Bucks’ ‘steady progress’ on defense shines in rout of Nuggets

MILWAUKEE — When Doc Rivers made his Milwaukee Bucks coaching debut on Jan. 29, he came away from the game encouraged by the team’s defensive effort despite a loss on the road in Denver.

Fast forward two weeks later and the Bucks put together one of their most complete wins of the season, a 112-95 rout of the defending champions on Monday night.

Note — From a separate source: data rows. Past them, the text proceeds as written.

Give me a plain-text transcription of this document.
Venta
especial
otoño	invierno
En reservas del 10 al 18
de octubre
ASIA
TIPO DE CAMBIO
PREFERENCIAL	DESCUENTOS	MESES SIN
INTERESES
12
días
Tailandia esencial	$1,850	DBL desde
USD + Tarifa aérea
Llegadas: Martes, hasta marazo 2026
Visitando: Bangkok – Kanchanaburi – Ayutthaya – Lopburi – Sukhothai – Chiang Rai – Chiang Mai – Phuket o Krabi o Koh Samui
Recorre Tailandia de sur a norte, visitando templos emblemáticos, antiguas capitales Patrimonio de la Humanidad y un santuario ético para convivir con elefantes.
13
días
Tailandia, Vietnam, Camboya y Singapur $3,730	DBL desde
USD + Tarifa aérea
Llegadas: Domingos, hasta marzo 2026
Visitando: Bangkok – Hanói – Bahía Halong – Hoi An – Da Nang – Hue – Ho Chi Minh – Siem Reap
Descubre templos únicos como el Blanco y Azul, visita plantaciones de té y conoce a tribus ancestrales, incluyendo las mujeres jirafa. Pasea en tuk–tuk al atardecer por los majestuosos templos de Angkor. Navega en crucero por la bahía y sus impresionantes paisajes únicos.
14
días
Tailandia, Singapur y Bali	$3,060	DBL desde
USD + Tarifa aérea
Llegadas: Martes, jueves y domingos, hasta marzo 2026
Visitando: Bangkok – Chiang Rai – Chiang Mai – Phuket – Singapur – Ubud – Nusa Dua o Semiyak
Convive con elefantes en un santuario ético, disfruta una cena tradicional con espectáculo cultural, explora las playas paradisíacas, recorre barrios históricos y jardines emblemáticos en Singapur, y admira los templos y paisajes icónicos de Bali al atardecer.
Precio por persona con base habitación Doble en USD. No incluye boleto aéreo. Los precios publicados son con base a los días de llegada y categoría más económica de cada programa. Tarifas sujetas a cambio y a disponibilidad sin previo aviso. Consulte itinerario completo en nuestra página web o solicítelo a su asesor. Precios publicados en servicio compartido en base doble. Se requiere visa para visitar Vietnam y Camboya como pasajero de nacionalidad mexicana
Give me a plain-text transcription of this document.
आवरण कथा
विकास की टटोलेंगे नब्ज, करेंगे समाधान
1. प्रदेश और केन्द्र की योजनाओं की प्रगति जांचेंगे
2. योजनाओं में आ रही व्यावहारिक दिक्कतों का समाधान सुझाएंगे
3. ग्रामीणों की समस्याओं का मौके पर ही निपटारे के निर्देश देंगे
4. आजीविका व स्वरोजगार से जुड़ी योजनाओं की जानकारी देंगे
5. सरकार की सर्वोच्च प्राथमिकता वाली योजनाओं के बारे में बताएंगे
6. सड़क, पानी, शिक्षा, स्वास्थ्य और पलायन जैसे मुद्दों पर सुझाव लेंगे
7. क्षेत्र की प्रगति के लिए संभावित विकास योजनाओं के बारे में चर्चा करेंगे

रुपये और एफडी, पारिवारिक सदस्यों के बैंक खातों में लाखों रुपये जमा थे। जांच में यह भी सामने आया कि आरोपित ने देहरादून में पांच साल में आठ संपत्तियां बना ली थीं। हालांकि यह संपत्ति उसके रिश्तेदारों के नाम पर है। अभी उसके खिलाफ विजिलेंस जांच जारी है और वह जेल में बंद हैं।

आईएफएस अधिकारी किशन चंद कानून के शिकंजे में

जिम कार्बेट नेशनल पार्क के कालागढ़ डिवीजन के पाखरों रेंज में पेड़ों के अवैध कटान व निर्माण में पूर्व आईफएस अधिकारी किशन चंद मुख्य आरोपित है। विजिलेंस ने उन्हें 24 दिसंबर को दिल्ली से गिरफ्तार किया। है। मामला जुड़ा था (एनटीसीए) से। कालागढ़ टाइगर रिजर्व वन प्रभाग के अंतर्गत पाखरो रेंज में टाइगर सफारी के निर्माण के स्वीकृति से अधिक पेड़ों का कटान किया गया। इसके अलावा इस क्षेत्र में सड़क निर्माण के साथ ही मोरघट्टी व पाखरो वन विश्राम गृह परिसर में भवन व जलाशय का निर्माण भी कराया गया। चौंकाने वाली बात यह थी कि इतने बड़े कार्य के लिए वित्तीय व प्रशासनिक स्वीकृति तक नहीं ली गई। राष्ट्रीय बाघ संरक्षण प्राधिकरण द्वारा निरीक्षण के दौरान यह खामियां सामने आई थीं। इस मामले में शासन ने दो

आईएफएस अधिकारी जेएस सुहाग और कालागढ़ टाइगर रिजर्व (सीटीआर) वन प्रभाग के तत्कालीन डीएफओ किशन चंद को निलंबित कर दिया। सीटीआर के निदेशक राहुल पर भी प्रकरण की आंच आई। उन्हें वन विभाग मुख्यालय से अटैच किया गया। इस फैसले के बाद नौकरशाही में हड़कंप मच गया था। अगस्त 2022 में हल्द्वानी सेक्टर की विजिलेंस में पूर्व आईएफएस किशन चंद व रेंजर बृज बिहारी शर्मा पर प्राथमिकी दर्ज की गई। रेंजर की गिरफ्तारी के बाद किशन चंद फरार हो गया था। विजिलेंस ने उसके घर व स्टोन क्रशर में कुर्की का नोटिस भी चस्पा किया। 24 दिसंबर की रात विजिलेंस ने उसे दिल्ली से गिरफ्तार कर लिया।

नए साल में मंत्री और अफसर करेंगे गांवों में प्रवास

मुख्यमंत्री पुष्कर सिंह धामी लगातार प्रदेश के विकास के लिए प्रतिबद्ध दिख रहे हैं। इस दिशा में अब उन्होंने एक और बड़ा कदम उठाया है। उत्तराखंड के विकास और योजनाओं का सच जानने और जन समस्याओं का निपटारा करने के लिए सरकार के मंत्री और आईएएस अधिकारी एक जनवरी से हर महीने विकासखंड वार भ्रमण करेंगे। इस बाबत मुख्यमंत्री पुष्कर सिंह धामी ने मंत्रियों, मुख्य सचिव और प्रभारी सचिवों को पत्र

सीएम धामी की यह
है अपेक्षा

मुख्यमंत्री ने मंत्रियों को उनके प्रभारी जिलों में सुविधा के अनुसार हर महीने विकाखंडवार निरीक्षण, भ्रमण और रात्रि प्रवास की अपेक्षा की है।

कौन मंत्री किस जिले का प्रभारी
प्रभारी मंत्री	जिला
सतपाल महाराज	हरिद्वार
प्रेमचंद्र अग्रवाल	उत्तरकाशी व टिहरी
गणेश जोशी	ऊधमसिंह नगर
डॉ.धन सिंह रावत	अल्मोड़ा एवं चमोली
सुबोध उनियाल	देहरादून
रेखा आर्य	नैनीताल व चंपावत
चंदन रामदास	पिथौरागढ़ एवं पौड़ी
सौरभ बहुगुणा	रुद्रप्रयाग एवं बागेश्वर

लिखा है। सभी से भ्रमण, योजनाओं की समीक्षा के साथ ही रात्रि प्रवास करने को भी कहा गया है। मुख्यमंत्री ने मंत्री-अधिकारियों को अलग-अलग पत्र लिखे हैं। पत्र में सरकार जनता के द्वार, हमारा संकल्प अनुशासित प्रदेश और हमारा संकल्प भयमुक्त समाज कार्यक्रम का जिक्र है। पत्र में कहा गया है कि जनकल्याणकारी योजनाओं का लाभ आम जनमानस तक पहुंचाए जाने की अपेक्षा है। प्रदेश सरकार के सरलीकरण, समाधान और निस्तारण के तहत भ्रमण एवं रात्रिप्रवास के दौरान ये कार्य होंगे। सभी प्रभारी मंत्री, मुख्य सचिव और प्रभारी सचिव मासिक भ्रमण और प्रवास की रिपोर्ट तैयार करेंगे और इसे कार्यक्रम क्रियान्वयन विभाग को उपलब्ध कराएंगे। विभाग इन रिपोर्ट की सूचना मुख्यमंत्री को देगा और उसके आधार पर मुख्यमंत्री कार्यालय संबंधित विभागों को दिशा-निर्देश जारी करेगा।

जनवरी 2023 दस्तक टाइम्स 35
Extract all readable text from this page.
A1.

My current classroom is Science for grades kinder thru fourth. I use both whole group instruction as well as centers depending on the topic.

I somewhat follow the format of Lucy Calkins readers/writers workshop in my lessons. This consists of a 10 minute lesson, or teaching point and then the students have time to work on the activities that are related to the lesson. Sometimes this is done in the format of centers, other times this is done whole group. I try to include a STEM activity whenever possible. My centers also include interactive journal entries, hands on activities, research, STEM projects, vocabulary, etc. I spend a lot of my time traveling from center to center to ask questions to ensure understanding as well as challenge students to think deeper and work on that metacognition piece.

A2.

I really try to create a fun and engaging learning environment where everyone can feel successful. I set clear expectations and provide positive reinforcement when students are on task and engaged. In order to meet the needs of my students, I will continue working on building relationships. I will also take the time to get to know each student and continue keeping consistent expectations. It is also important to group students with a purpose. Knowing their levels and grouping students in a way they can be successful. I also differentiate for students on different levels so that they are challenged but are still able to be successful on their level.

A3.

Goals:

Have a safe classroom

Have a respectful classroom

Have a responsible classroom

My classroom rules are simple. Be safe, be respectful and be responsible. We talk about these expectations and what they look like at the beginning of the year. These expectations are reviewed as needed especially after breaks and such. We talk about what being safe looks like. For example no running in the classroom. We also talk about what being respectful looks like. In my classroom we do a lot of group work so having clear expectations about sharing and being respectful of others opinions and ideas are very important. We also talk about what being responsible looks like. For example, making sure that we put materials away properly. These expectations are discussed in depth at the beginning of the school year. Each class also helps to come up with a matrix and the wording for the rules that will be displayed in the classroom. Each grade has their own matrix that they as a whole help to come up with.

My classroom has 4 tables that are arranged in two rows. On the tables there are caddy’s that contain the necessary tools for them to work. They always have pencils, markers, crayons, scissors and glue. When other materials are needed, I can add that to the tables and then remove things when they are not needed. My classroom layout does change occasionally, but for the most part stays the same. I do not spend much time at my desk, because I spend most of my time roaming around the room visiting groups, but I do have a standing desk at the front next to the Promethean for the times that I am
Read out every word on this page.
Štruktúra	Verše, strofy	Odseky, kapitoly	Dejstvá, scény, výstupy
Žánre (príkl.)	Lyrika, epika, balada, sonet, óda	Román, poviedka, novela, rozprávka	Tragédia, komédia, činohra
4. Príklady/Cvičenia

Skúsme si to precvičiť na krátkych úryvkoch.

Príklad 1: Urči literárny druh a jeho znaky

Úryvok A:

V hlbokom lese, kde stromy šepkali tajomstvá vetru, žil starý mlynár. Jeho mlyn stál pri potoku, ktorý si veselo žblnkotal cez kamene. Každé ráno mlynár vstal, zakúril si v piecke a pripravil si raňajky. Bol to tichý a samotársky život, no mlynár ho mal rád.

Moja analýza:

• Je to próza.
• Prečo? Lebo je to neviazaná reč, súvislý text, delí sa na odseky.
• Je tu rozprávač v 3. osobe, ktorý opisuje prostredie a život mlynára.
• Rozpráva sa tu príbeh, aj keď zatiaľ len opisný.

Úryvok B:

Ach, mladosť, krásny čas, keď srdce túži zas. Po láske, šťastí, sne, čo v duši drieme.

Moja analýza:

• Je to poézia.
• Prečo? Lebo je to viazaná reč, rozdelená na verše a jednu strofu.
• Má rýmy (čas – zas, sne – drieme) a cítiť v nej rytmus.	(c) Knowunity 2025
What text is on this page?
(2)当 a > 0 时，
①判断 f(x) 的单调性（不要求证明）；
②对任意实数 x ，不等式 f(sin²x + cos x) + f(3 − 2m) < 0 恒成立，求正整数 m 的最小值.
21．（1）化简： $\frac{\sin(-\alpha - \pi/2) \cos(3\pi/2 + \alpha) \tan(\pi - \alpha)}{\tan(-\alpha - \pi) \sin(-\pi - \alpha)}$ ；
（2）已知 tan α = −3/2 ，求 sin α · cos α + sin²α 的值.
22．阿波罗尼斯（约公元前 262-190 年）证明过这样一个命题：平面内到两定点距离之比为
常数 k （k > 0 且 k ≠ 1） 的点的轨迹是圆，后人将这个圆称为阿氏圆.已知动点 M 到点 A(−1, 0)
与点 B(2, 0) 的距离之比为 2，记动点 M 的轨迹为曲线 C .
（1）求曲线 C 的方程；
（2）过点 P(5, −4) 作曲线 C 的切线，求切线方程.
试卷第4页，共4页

It was the second consecutive win for Milwaukee and second consecutive game holding an opponent under 100 points, the first time the Bucks have pulled that off in the regular season since November 2021.

“Guys are just being on the same page,” Bucks star Giannis Antetokounmpo said after the game. “Coach Doc is holding us to a high standard. He wants us to defend. He doesn’t take lack of effort as an excuse. If you’re on the floor, you’ve got to do your best.”

Two-time MVP Nikola Jokic collected 29 points, 12 rebounds and 8 assists, scoring or assisting on 48 of the Nuggets’ 95 points, but his effort wasn’t enough to overcome a few key injuries. Both Jamal Murray (shin injury) and Kentavious Caldwell-Pope (right hamstring tightness) did not play in the second half.

Antetokounmpo paced the Bucks with 36 points and 18 rebounds. He now has nine career games with 30 points, 15 rebounds and 5 assists while shooting 70%, tied with Charles Barkley for third most in NBA history, according to research by ESPN Stats & Information. They trail only Wilt Chamberlain and Kareem Abdul-Jabbar.

While Rivers praised the team’s pace offensively, he was mostly encouraged to see the defense improve in some of the principles he has aimed to install since taking the job late last month.

Milwaukee started 1-5 under Rivers, giving up 119.2 points per game in those six contests. But in these back-to-back wins, the Bucks have held opponents to 89.5 points per game.

“Just steady progress,” Rivers said after Monday’s game. “Believing in your D, trusting it, clarifying it — what we want to do … The more we can get our guys to know exactly what we’re doing, they can play at full speed. That’s what we’re trying to do. Simplify, so we can play with fire.”

Rivers estimated the coaching staff has spent about 70% of its available time working with the team on defense. And that focus has been about making sure the team is on the right page.

“I just think it’s the accountability,” Bucks guard Damian Lillard said. “When we’re watching film, we’re in our meetings, in practice, I think Doc and our entire staff, they’re doing a great job of just calling everything out. They’re challenging us in a lot of different ways. Our communication, how physical we are, how we carry ourselves as a group.

“Trying to find our identity. Who do we want to be. Who are we going to step like when we get on the floor. And I think we’re just having a lot of carryover because there’s so much conversation around it.”